Research Grant Award

Stefan Kindler, PhD

University Medical Center, Hamburg, Germany
Spinocerebellar ataxia 2: cellular and molecular action of normal and mutant ataxin-2

Ataxia, an unsteady and clumsy motion of the limbs and torso, is a common disability accompanied by severe loss of quality of life and often premature death. Different types of inherited spinocerebellar ataxias (SCAs) are caused by mutations in distinct genes. In several diverse forms of SCA, these mutations lead to expansions of so-called polyglutamine (polyQ) stretches in the corresponding gene products, termed proteins. Proteins are organic compounds composed of a chain of different amino acids, including one called glutamine. They are the main molecular working units of cells and participate in practically every cellular process often via regulated interactions between particular proteins. Each protein possesses a precise three dimensional structure that enables it to fulfill its specific cellular function. Most structural alterations thus lead to functional deficits.

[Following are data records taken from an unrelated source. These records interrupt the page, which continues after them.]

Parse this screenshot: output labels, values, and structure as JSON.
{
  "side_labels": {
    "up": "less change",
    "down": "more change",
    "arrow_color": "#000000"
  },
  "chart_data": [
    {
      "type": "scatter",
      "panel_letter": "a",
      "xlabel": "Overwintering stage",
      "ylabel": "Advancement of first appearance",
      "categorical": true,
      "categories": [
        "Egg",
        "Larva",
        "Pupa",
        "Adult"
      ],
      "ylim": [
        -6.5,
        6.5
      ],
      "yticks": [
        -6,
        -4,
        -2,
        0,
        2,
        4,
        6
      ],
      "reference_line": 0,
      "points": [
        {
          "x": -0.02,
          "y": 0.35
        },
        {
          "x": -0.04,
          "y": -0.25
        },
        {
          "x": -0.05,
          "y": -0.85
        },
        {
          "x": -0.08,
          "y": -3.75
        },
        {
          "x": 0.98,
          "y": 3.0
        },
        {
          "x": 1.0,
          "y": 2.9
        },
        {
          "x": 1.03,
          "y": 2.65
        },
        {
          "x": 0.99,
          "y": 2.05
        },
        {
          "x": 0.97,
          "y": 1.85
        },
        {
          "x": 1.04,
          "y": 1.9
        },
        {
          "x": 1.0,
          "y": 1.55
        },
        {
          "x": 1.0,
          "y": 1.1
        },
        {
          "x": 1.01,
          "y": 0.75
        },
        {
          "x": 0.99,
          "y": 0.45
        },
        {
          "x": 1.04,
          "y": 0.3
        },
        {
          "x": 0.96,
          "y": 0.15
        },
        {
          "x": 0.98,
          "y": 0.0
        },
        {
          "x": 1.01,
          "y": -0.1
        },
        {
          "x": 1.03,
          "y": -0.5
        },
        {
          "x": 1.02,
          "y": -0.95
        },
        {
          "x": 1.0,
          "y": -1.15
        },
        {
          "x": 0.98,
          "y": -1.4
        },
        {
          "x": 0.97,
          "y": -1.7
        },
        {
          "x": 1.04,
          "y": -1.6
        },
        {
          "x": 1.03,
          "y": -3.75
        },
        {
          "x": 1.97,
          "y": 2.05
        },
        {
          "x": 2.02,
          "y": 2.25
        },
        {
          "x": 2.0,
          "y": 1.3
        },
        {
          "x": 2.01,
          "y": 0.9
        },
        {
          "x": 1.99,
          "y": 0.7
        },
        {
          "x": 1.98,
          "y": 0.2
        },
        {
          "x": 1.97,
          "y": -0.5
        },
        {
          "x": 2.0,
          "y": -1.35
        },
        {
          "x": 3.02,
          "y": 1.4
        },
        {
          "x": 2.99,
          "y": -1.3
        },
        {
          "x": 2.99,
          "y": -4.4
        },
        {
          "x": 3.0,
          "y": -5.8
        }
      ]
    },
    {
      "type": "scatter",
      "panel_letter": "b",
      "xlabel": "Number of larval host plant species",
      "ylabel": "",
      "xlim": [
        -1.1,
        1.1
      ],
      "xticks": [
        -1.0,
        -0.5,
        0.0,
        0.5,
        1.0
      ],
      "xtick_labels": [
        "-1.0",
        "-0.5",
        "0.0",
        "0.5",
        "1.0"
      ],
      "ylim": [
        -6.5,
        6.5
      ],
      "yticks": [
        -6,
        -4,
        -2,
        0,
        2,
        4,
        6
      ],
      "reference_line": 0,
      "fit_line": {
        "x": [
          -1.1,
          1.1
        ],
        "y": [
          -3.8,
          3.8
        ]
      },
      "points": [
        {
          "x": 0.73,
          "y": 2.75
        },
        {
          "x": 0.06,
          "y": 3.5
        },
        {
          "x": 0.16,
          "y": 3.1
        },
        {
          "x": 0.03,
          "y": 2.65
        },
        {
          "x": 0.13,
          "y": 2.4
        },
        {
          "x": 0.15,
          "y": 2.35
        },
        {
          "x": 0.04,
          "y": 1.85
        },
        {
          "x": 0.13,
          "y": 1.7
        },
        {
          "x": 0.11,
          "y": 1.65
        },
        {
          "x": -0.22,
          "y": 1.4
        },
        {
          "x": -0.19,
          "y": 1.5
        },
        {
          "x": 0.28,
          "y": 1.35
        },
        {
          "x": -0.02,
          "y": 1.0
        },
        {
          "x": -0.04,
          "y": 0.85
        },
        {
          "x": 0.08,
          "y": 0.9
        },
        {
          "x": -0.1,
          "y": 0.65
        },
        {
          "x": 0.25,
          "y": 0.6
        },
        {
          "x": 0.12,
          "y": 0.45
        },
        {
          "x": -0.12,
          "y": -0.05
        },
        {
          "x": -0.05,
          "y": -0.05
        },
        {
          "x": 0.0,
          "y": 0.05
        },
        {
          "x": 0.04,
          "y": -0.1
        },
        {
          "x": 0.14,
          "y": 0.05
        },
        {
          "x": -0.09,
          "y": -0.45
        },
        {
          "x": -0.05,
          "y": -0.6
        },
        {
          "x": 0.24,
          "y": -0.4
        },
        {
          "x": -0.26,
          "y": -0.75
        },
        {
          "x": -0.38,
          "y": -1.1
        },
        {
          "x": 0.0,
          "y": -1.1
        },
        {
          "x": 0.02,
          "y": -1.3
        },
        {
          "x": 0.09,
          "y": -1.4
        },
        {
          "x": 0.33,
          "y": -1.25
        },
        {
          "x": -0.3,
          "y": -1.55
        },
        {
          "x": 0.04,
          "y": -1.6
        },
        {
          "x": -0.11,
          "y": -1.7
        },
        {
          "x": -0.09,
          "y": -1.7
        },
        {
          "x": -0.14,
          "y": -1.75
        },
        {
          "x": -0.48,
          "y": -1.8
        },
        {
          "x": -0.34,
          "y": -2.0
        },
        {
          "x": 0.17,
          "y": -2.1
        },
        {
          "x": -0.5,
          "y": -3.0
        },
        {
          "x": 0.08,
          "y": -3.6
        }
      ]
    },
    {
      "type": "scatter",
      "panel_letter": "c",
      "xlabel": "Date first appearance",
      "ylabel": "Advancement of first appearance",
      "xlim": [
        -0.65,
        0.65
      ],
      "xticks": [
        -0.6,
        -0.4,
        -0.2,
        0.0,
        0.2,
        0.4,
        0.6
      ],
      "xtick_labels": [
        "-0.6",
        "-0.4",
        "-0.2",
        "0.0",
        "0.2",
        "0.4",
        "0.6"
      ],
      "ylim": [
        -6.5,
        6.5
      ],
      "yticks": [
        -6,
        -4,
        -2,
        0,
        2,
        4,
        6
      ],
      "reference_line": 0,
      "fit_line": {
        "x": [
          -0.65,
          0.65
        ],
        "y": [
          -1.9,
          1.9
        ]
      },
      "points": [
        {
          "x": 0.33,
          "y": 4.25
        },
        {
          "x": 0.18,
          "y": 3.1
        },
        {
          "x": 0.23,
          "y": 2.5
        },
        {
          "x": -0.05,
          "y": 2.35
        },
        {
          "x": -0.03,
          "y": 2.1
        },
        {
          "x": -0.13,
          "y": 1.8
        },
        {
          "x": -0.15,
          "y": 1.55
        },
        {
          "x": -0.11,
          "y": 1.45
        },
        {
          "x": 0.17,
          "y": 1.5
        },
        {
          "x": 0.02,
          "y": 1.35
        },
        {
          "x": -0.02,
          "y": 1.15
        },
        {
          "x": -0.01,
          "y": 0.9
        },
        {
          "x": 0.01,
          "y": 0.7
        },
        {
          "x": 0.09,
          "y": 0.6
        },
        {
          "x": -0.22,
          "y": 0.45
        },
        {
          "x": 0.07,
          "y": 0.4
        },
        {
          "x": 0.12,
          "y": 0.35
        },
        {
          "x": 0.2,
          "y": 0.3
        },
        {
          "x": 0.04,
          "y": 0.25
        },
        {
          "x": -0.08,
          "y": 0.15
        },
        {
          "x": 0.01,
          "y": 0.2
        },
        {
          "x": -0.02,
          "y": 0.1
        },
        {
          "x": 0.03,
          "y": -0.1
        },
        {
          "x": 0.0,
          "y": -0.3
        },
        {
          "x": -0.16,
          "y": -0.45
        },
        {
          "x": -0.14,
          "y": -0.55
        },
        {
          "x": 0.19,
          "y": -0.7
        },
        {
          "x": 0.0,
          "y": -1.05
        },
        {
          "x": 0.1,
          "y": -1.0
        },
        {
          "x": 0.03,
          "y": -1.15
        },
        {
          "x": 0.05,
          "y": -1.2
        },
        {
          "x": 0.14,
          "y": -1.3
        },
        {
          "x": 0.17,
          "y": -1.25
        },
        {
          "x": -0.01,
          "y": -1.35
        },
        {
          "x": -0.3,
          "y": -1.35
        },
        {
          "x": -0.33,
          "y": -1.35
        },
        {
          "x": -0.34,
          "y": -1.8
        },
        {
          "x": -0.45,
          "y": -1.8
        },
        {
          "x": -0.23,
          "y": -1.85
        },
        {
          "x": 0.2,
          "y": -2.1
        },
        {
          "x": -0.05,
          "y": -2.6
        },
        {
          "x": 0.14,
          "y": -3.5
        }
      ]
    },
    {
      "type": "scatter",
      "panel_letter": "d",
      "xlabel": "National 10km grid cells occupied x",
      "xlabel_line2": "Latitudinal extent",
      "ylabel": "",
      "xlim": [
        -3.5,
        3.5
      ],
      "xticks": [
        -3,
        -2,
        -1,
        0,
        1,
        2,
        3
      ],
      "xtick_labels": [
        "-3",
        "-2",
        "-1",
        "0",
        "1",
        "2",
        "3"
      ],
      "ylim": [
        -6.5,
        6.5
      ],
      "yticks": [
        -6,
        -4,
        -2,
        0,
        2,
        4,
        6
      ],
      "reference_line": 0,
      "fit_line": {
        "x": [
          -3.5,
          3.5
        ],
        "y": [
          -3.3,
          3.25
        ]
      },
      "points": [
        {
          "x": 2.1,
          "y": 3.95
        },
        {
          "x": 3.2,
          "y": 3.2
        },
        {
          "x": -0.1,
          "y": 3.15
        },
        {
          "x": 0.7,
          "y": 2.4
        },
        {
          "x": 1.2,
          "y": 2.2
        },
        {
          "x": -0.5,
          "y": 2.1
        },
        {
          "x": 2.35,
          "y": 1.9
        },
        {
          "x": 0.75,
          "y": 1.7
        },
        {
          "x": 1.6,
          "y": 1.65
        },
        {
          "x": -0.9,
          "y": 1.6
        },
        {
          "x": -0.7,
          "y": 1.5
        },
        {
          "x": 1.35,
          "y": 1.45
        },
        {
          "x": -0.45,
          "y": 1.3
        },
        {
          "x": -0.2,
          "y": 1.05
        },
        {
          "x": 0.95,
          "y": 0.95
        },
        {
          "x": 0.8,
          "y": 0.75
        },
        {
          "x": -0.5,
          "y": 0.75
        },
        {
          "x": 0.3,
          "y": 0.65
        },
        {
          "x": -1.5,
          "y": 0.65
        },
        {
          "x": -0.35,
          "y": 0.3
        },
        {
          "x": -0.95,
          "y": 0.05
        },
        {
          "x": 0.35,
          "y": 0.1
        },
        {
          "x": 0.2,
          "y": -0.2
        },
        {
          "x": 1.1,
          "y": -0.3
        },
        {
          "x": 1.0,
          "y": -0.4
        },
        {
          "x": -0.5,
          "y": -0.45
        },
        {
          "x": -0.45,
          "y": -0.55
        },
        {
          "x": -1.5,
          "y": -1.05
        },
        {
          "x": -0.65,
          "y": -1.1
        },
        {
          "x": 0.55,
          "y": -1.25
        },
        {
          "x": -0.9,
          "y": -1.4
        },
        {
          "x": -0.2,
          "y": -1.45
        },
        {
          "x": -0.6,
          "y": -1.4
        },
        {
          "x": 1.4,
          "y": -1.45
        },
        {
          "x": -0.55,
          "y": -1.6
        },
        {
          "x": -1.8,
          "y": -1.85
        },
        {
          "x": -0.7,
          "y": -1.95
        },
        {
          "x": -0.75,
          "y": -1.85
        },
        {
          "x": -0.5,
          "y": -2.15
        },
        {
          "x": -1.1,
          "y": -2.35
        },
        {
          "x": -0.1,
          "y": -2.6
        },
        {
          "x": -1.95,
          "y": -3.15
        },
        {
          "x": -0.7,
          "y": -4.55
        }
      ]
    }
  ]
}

Spinocerebellar ataxia type 2 (SCA2) is caused by a
polyQ stretch expansion in a protein named ataxin-2. This alteration may compromise the structure and cellular interaction pattern of ataxin-2 and disrupt its physiological function thereby causing the death of particular brain cells, which finally results in uncoordinated muscle movements. Our research aim is to identify proteins, which interact with normal ataxin-2 in cells. These data will help to determine the cellular function of ataxin-2. In addition, we will analyze whether polyQ expansion changes the interaction pattern of ataxin-2. Identified differences may help to understand the cellular mechanism by which the altered protein leads to the development of the disease. In the long term, our studies are aimed at designing new therapies to delay or prevent the progress of ataxia in individuals affected by SCA2.